В такие трудные времена даже дети научаются думать, не только о себе, но и о других. Костик наш — первоклассник. Когда в школе им выдают по куску селедки или по одной не сладкой паточной конфетке, он съедает только половину своего куска селедки или аккуратно отгрызает половину паточной конфеты, а вторую половину приносит домой — мне. Был случай, когда Костик пришел из школы очень заплаканный.
— Мама, я сегодня не заметил… и съел все сам!
Хороший вечер… Мы всей семьей сидим за столом.

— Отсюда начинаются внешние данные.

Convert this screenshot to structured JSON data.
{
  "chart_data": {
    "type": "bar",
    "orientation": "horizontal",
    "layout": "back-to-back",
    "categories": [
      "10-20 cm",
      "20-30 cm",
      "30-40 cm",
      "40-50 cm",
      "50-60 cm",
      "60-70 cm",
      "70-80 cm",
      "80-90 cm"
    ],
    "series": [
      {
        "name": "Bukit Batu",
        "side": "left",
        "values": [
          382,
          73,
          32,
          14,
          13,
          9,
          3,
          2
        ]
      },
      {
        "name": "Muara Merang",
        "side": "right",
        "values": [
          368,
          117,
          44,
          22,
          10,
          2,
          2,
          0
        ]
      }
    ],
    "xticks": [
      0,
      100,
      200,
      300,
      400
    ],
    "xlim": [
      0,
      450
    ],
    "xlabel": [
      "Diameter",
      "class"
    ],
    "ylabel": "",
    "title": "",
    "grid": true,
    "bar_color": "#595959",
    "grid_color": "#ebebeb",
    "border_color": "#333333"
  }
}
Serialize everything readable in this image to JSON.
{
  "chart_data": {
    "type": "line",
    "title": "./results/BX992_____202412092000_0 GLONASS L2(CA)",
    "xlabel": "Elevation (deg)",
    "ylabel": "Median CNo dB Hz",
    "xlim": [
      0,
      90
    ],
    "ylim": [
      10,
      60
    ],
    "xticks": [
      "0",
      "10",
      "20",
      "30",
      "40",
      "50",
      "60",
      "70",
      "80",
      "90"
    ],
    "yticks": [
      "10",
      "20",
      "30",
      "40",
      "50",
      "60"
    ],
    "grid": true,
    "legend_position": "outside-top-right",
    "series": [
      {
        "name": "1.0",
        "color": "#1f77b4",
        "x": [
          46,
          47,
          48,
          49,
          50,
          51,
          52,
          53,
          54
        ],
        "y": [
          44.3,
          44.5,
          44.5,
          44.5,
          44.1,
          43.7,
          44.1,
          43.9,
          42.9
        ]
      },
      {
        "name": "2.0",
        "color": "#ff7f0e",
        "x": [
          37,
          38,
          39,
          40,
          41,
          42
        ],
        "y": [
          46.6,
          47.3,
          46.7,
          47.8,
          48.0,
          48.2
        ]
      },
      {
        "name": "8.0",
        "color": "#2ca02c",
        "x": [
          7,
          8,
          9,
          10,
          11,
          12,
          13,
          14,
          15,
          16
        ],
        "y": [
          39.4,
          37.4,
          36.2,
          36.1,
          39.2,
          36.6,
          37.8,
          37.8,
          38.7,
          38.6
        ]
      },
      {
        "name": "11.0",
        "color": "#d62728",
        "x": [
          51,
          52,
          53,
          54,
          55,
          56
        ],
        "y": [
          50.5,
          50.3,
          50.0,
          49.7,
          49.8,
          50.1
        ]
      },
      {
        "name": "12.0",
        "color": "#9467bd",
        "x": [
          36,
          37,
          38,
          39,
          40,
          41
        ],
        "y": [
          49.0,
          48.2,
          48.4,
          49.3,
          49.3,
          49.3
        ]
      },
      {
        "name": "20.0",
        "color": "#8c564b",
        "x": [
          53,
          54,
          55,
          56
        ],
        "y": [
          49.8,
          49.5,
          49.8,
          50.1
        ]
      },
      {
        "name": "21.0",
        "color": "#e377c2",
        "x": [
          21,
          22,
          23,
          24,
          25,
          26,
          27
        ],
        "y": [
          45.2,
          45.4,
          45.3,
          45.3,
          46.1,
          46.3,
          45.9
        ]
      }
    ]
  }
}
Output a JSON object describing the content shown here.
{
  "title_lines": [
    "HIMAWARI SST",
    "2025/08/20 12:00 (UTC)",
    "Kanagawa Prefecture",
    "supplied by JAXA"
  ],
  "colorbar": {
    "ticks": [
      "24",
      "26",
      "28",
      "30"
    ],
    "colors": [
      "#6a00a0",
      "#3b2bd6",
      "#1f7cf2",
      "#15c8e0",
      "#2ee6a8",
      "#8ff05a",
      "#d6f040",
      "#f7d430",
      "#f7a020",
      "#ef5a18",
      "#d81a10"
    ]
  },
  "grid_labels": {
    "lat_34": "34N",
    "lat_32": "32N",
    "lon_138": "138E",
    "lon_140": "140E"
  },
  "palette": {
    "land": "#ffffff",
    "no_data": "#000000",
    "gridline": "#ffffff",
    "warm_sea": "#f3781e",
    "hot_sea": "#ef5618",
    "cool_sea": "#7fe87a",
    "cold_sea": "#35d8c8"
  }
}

Над нашими головами раздается шорох крыльев. Это вылетел из своей клетки Ванечка — наша канарейка (бабушка называет Ванечку «кенарь»). Он летит неровно, присаживаясь на буфет и стулья, чтобы передохнуть, — он очень ослабел. Давно уже он не видал в глаза своей «природной пищи» — канареечного семени. В кормушку его клетки бабушка насыпает, что придется, что есть в доме, чаще всего пшено. Ванечка пшена явно не любит, но ведь жить-то надо! Он склюнет две-три крупинки — и делает перерыв: отдыхает. Как только все собираются за едой, Ванечка прилетает и ходит по столу, заглядывая во все тарелки. Вытянув шейку, он смотрит в стаканы, мисочки, но подходящей для него еды нет! Картошка, кислая капуста, каша, черный хлеб! Все это скупо отсчитанное и отмеренное, не разгуляешься!
Вот и сейчас бедный Ванечка ходит по столу, и вид у него несчастный, как у обиженного человека. Он уже почти никогда не поет, — а какой был певун! От старости, вероятно преждевременной, от слабости и недостаточного питания у него перышки спускаются вдоль ножек, как белесовато-желтые подштанники, завязанные внизу, у самых лапок.
— Ну, начинается безобразие! — сердится дядя Мирон Ефимович. — Прогоните эту чертову птицу, она сейчас начнет гадить!
И в самом деле, Ванечка, поклевав разок-другой от моего куска хлеба, не выдерживает этого тяжкого испытания и немедленно, тут же, оставляет след на скатерти. К счастью, Мирон Ефимович занялся каким-то спором с мужем, и мы успеваем незаметно ликвидировать Ванечкину аварию.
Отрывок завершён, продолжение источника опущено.